Sunday, January 3, 2010

Jan 2010 update, part 1

I drove the Twike more almost all of my driving in July and August (>800 miles on the odometer now). Unfortunately, very hot temperatures (>104F), some long drives (>15 miles), and some other circumstances resulted in several of the old Ni Cad cells shorting out (death for a Ni Cad). Thus my two 12-13 year old packs were unbalanced and would not charge correctly anymore. With the start of school in September, I parked the Twike while I resumed driving my gas car and plotted the repairs. My first attempt was to charge and discharge all the 20 cell groups to locate the bad boys (which I did) and to attempt to fix them. The easiest way is to charge/discharge candidate groups of cells and measure the capacity of some other packs to locate a candidate group of cells. I was able to do this after a month or two of testing. I replaced one group with the new group but the BMS in this battery failed to come up in the car after I placed it back in the car. Not clear why. In frustration, I swore to give up on trying to use the old Ni Cad cells and move on to my A123 M1 lithium cells.

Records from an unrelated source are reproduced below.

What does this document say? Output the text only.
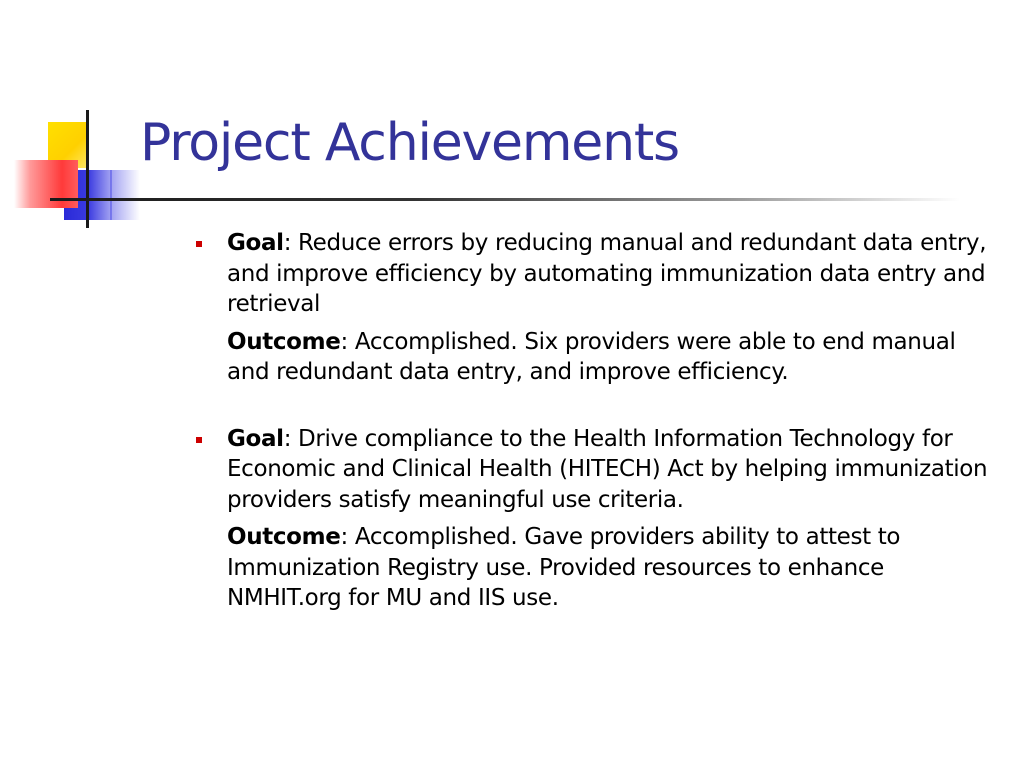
Project Achievements

Goal: Reduce errors by reducing manual and redundant data entry, and improve efficiency by automating immunization data entry and retrieval

Outcome: Accomplished. Six providers were able to end manual and redundant data entry, and improve efficiency.

Goal: Drive compliance to the Health Information Technology for Economic and Clinical Health (HITECH) Act by helping immunization providers satisfy meaningful use criteria.

Outcome: Accomplished. Gave providers ability to attest to Immunization Registry use. Provided resources to enhance NMHIT.org for MU and IIS use.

To that end, I finished the design of the pack and over the Christmas holidays, I drew up the design for the new battery packs. I went over to Tap Plastics (right at the start of a big snow storm) and picked up parts needed to build them. Two days of construction and the new packs are done. The picture above is a test fit of the two new battery packs (just the plastic boxes) into the car with the old batteries removed. Fits perfectly with not even a 1/16 inch to spare. I like the very secure fit into the old battery wells. I using ABS plastic. I went with 3/16 rather than 1/4 because I want to maximize cell area. I hope this is strong enough to survive heavy bumps with the cells inside. I'm now into heavy battery pack construction. My goal is an exact replacement for the old packs but with LiFePO4 cells (A123 M1 cells). I'm planning on a 112s5p configuration with the 2.3Ah cells which works out to 4.24KWH pack and a range of 50 to 60 miles (assuming 60WH/mile).